Thérapie neurochirurgicale de la douleur
La thérapie neurochirurgicale de la douleur représente en quelque sorte le dernier recours pour les patients souffrant de douleurs. Elle est utilisée lorsque aucune des formes de traitement de la douleur mentionnées ci-dessus n'apporte d'amélioration.
La thérapie neurochirurgicale de la douleur a pour objectif la section chirurgicale des voies nerveuses afin d’interrompre la transmission de la douleur vers le cerveau. Elle est par exemple utilisée en cas de névralgie du trijumeau.
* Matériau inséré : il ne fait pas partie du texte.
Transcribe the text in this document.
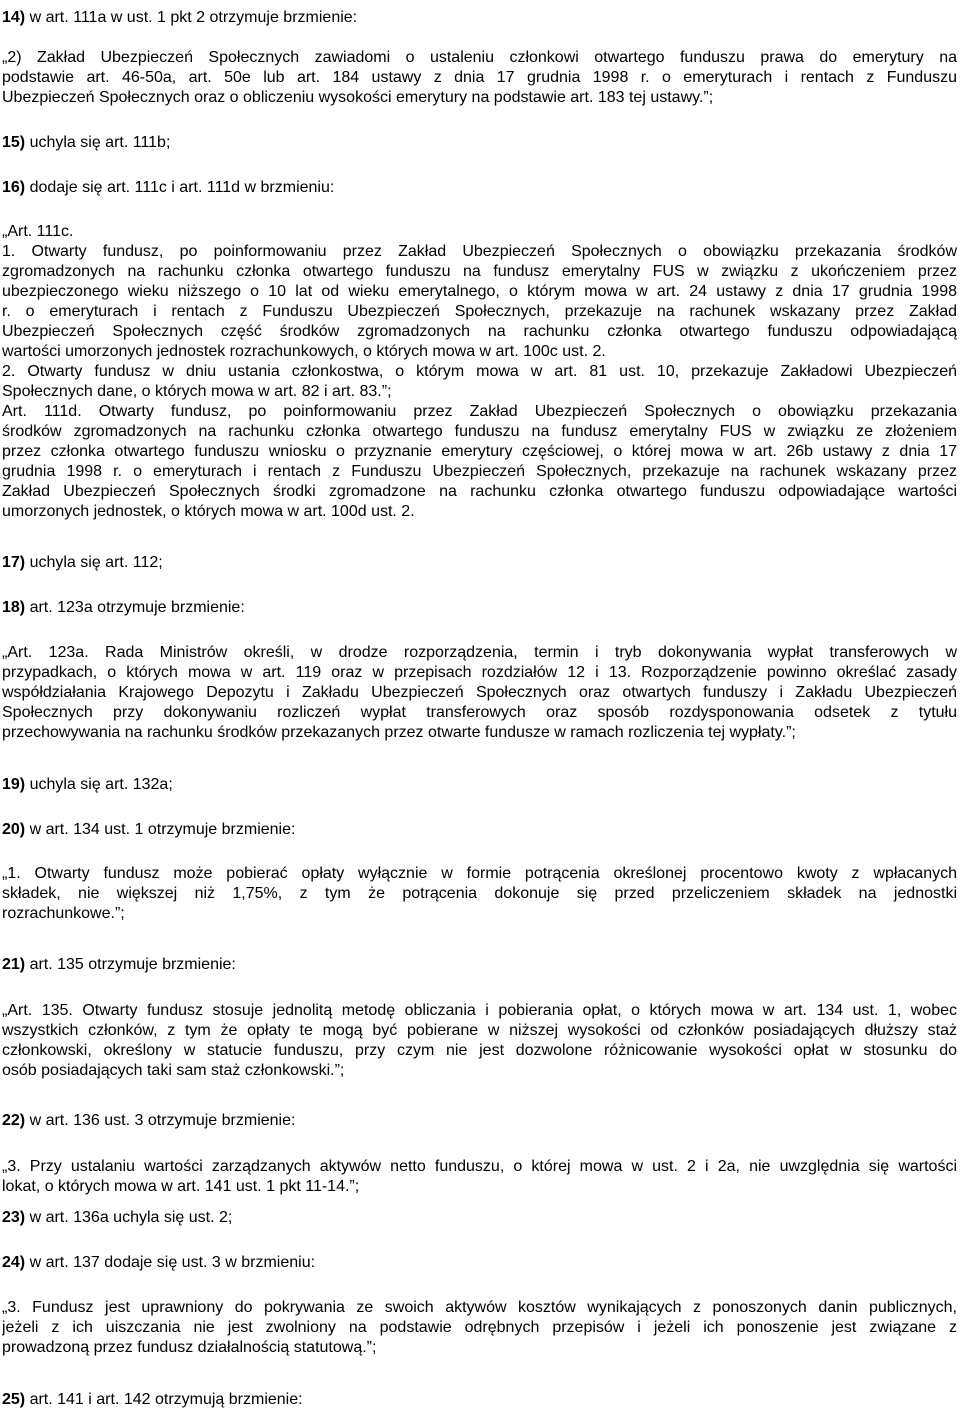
14) w art. 111a w ust. 1 pkt 2 otrzymuje brzmienie:
„2) Zakład Ubezpieczeń Społecznych zawiadomi o ustaleniu członkowi otwartego funduszu prawa do emerytury na
podstawie art. 46-50a, art. 50e lub art. 184 ustawy z dnia 17 grudnia 1998 r. o emeryturach i rentach z Funduszu
Ubezpieczeń Społecznych oraz o obliczeniu wysokości emerytury na podstawie art. 183 tej ustawy.”;
15) uchyla się art. 111b;
16) dodaje się art. 111c i art. 111d w brzmieniu:
„Art. 111c.
1. Otwarty fundusz, po poinformowaniu przez Zakład Ubezpieczeń Społecznych o obowiązku przekazania środków
zgromadzonych na rachunku członka otwartego funduszu na fundusz emerytalny FUS w związku z ukończeniem przez
ubezpieczonego wieku niższego o 10 lat od wieku emerytalnego, o którym mowa w art. 24 ustawy z dnia 17 grudnia 1998
r. o emeryturach i rentach z Funduszu Ubezpieczeń Społecznych, przekazuje na rachunek wskazany przez Zakład
Ubezpieczeń Społecznych część środków zgromadzonych na rachunku członka otwartego funduszu odpowiadającą
wartości umorzonych jednostek rozrachunkowych, o których mowa w art. 100c ust. 2.
2. Otwarty fundusz w dniu ustania członkostwa, o którym mowa w art. 81 ust. 10, przekazuje Zakładowi Ubezpieczeń
Społecznych dane, o których mowa w art. 82 i art. 83.”;
Art. 111d. Otwarty fundusz, po poinformowaniu przez Zakład Ubezpieczeń Społecznych o obowiązku przekazania
środków zgromadzonych na rachunku członka otwartego funduszu na fundusz emerytalny FUS w związku ze złożeniem
przez członka otwartego funduszu wniosku o przyznanie emerytury częściowej, o której mowa w art. 26b ustawy z dnia 17
grudnia 1998 r. o emeryturach i rentach z Funduszu Ubezpieczeń Społecznych, przekazuje na rachunek wskazany przez
Zakład Ubezpieczeń Społecznych środki zgromadzone na rachunku członka otwartego funduszu odpowiadające wartości
umorzonych jednostek, o których mowa w art. 100d ust. 2.
17) uchyla się art. 112;
18) art. 123a otrzymuje brzmienie:
„Art. 123a. Rada Ministrów określi, w drodze rozporządzenia, termin i tryb dokonywania wypłat transferowych w
przypadkach, o których mowa w art. 119 oraz w przepisach rozdziałów 12 i 13. Rozporządzenie powinno określać zasady
współdziałania Krajowego Depozytu i Zakładu Ubezpieczeń Społecznych oraz otwartych funduszy i Zakładu Ubezpieczeń
Społecznych przy dokonywaniu rozliczeń wypłat transferowych oraz sposób rozdysponowania odsetek z tytułu
przechowywania na rachunku środków przekazanych przez otwarte fundusze w ramach rozliczenia tej wypłaty.”;
19) uchyla się art. 132a;
20) w art. 134 ust. 1 otrzymuje brzmienie:
„1. Otwarty fundusz może pobierać opłaty wyłącznie w formie potrącenia określonej procentowo kwoty z wpłacanych
składek, nie większej niż 1,75%, z tym że potrącenia dokonuje się przed przeliczeniem składek na jednostki
rozrachunkowe.”;
21) art. 135 otrzymuje brzmienie:
„Art. 135. Otwarty fundusz stosuje jednolitą metodę obliczania i pobierania opłat, o których mowa w art. 134 ust. 1, wobec
wszystkich członków, z tym że opłaty te mogą być pobierane w niższej wysokości od członków posiadających dłuższy staż
członkowski, określony w statucie funduszu, przy czym nie jest dozwolone różnicowanie wysokości opłat w stosunku do
osób posiadających taki sam staż członkowski.”;
22) w art. 136 ust. 3 otrzymuje brzmienie:
„3. Przy ustalaniu wartości zarządzanych aktywów netto funduszu, o której mowa w ust. 2 i 2a, nie uwzględnia się wartości
lokat, o których mowa w art. 141 ust. 1 pkt 11-14.”;
23) w art. 136a uchyla się ust. 2;
24) w art. 137 dodaje się ust. 3 w brzmieniu:
„3. Fundusz jest uprawniony do pokrywania ze swoich aktywów kosztów wynikających z ponoszonych danin publicznych,
jeżeli z ich uiszczania nie jest zwolniony na podstawie odrębnych przepisów i jeżeli ich ponoszenie jest związane z
prowadzoną przez fundusz działalnością statutową.”;
25) art. 141 i art. 142 otrzymują brzmienie:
Objectifs du traitement de la douleur : améliorer la qualité de vie en cas de douleurs persistantes
L'objectif de tout traitement de la douleur est de parvenir à un état dans lequel le patient peut bien vivre avec sa douleur. L'absence de douleur sans substitution médicamenteuse est certes souhaitable, mais pas toujours réalisable. Ce qui importe, c'est « l'émancipation de la douleur ».
Outre le traitement médicamenteux de la douleur, l’accompagnement vers une plus grande joie de vivre est au cœur de la thérapie.
La participation active du patient est ici essentielle. Le cercle vicieux entre une attention accrue portée à la douleur et un retrait social ne peut être rompu qu’à travers un changement de comportement du patient.
La pratique d’activités sociales, culturelles et physiques, sans se surmener, ainsi que l’amélioration de la capacité à se détendre ont un effet positif sur tous les patients chroniques. Profiter de la vie et envisager l’avenir avec optimisme malgré une douleur chronique, tel est l’objectif de cette thérapie spécifique de la douleur.